AuthorSteiker, Carol S.
PositionCentennial Symposium: A Century of Criminal Justice
  1. INTRODUCTION

    A little more than one hundred years ago, in 1909 (the same year as the founding conference for the Journal of Criminal Law and Criminology (1)), the U.S. Supreme Court held its first and thus far only full-blown criminal trial under its original jurisdiction. The defendants were a group of city officials and townspeople from Chattanooga, Tennessee, and the charges were criminal contempt. The charges arose from the lynching of Ed Johnson--a black man accused of raping a white woman--an act of defiance in response to the Supreme Court's assertion of jurisdiction to conduct federal habeas corpus review of his case. Johnson's state court trial began two weeks after the crime and concluded four days later; his lawyers had been allotted only ten days to prepare his defense. Johnson was convicted and sentenced to death by an all-white jury on extremely flimsy evidence (the victim and sole witness to the crime testified, "I will not swear that he is the man") in a hasty proceeding suffused with the threat of mob violence. The Tennessee Supreme Court denied Johnson's appeal, but Justice John Marshall Harlan (famous dissenter in Plessy v. Ferguson (2) thirteen years earlier), after consulting with his brethren, accepted habeas review of the case as the Circuit Justice hearing emergency appeals from

    the Sixth Circuit. The day following Justice Harlan's order, a mob removed Johnson from his cell with the tacit permission of jail officials and the county sheriff. The mob brought Johnson to the county bridge that spanned the Tennessee River, where they hanged him and also shot him more than fifty times. One of those involved was a deputy sheriff who fired five shots himself at point-blank range and left a note pinned to Johnson's body that read: "To Justice Harlan. Come get your n--r now." The Supreme Court, in an opinion by Justice Oliver Wendell Holmes, rejected vociferous defense arguments that the Court's assertion of jurisdiction over the case constituted an unlawful intervention in state processes and held instead that the violation of the Court's order, if willful, would constitute criminal contempt. (3) Ultimately, the sheriff, a deputy sheriff, and four leaders of the lynch mob were convicted of contempt at trial and given sentences ranging from sixty to ninety days in prison, though the sheriff was greeted as a hero in Chattanooga upon his early release by a crowd of 10,000 supporters. (4)

    No one doubts that death penalty litigation has changed a great deal in the past on hundred years, as this dramatic case illustrates.
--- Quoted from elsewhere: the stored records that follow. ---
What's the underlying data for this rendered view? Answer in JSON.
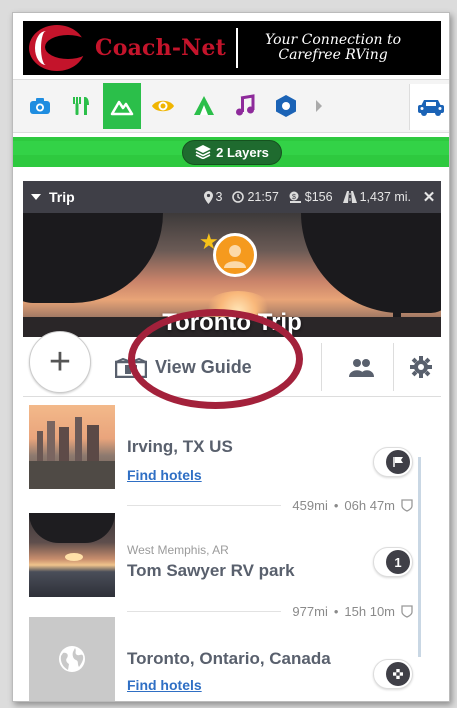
{
  "banner": {
    "brand": "Coach-Net",
    "tagline": "Your Connection to Carefree RVing"
  },
  "categories": [
    {
      "icon": "camera-icon",
      "color": "#1f8de0",
      "active": false
    },
    {
      "icon": "dining-icon",
      "color": "#2bbf4a",
      "active": false
    },
    {
      "icon": "mountain-icon",
      "color": "#ffffff",
      "active": true
    },
    {
      "icon": "eye-icon",
      "color": "#f0b500",
      "active": false
    },
    {
      "icon": "tent-icon",
      "color": "#2bbf4a",
      "active": false
    },
    {
      "icon": "music-icon",
      "color": "#8e2a9b",
      "active": false
    },
    {
      "icon": "hexagon-icon",
      "color": "#1b63b6",
      "active": false
    }
  ],
  "layers": {
    "label": "2 Layers"
  },
  "trip": {
    "label": "Trip",
    "stops": "3",
    "duration": "21:57",
    "cost": "$156",
    "distance": "1,437 mi.",
    "title": "Toronto Trip"
  },
  "actions": {
    "add": "+",
    "view_guide": "View Guide"
  },
  "stops": [
    {
      "name": "Irving, TX US",
      "link": "Find hotels",
      "marker": "flag"
    },
    {
      "subtitle": "West Memphis, AR",
      "name": "Tom Sawyer RV park",
      "marker": "1"
    },
    {
      "name": "Toronto, Ontario, Canada",
      "link": "Find hotels",
      "marker": "checkered"
    }
  ],
  "legs": [
    {
      "distance": "459mi",
      "time": "06h 47m"
    },
    {
      "distance": "977mi",
      "time": "15h 10m"
    }
  ],
  "colors": {
    "accent_green": "#2ec93f",
    "highlight": "#a3213b",
    "link": "#2f6fc4",
    "header": "#3f3f47"
  }
}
The authority of the United States Supreme Court and the federal courts more generally to review state capital and criminal convictions is now unquestioned, thanks in no small part to the Chattanooga contempt prosecutions. Moreover, starting in the decades following Johnson's lynching and accelerating during the constitutional criminal procedure revolution of the 1960s, the Supreme Court established a plethora of constitutional guarantees regarding state capital and criminal processes--including the rights to appointed counsel, representative juries, and insulation from the threat of mob violence, among many others. Ironically, Ed Johnson's lawyers raised all three of these claims in their representation of him, but to no avail. Indeed, it is clear that the recognition of these federal rights was driven in large part by trials like Johnson's--hasty, mob-driven capital trials of black defendants in state courts in the South that could be so perfunctory as to earn the sobriquet "legal lynchings." (5) The procedural world of Ed Johnson's trial is unrecognizable today and elicits amazed headshakes when presented to current law students studying the history of criminal procedure and federal habeas corpus.
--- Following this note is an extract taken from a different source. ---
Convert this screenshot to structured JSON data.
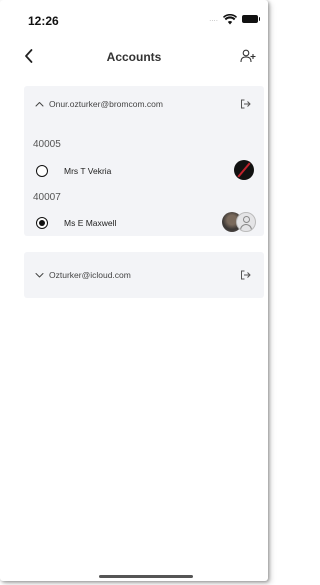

    In contrast to the transformation of the legal process for capital trials, many assume that the nature of public discourse about capital punishment has remained relatively static, with the same old, well-worn arguments about the morality or wisdom of the death penalty recycled through the generations. There is a non-fanciful basis for this assumption, as some of the most familiar arguments in debates about the death penalty make a fairly unchanged appearance across the centuries. The leading scholarly work on the history of the American death penalty describes a college student at Columbia who, having left an essay until the last minute, sighs that time pressure forced him "to take refuge in some old thread bare subject as Capital punishment"--in 1793! (6) What was already "threadbare" at the time of our nation's founding has seen more than 200 years of further wear and tear. Any student of death penalty debates over the generations recognizes the timeless quality of certain approaches. For example, Cesare Beccaria's seminal 1764 essay Of Crimes and Punishments, (7) the first sustained attack on the death penalty in the modern West, argued that long-term incarceration is a better deterrent than death and that executions set a bad example for the populace, decrying the absurdity of the state killing in an attempt to demonstrate that killing is wrong. These arguments could be lifted and dropped into a contemporary state legislative session or high school debater's file without any change at all.
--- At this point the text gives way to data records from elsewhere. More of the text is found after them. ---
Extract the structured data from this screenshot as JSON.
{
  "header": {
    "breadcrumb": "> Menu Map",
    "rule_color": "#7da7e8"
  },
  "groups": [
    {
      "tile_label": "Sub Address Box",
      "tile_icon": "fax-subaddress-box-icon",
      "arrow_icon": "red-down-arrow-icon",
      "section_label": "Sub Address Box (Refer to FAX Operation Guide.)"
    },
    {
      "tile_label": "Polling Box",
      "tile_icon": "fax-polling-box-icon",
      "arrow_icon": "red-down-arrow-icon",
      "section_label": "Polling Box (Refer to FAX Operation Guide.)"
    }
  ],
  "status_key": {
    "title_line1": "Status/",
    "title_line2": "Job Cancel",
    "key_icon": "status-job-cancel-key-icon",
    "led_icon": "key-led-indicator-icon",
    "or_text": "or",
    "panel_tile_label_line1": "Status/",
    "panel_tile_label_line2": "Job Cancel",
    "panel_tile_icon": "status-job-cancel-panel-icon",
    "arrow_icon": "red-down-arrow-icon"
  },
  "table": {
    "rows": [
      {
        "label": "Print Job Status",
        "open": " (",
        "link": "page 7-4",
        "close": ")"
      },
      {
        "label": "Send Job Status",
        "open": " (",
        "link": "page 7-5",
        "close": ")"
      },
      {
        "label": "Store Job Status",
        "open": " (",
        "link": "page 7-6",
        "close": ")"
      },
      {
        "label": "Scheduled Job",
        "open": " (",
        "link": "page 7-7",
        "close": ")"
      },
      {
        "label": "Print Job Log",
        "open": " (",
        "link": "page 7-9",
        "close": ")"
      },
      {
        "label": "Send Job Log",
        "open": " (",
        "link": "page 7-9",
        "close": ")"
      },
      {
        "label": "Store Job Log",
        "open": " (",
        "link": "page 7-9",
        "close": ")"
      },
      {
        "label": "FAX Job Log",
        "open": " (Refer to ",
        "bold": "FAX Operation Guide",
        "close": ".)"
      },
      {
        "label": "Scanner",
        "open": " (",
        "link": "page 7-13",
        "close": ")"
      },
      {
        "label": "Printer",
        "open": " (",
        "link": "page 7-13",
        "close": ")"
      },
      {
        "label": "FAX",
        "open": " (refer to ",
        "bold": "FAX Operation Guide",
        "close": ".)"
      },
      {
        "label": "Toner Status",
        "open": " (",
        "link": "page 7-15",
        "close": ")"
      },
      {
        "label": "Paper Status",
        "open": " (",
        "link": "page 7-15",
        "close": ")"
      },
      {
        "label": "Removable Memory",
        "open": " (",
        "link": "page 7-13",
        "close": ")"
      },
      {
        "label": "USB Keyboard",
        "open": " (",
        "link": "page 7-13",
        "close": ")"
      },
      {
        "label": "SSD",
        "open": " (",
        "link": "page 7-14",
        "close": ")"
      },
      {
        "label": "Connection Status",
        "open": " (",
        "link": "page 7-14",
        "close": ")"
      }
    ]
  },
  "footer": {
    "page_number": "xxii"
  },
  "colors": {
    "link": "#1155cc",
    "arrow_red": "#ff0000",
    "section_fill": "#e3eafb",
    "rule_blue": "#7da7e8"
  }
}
    Our purpose in this essay is to challenge the easy (because partially true) assumption that there is nothing new under the sun in death penalty discourse. Rather, we contend that debates about capital punishment have been as much discontinuous as continuous over the past century. Some arguments that were made in the past have been entirely discredited or even forgotten today, while our current debates contain arguments that would be utterly foreign to denizens of earlier decades, despite the fact that they cared deeply about the issue of capital punishment in their own times. We address two "lost" arguments from the past in favor of the retention of capital punishment: the contention that capital punishment was a necessary antidote to extrajudicial lynchings and the defense of capital punishment as part of a larger program of eugenics endorsed by many progressive leaders of the late nineteenth and early twentieth centuries. We also explore two "new" abolitionist arguments from the present: the fiscal argument about the greater cost of capital punishment even in comparison to life imprisonment and the concerns raised about the suffering of those awaiting execution for lengthy periods (so-called Death Row Phenomenon). We hope to show not only that death penalty discourse has not been as static as is often assumed, but also that the debates of each era provide a window onto both the nature of the actual practice of the death penalty in different times and the broader social contexts in which that practice has operated.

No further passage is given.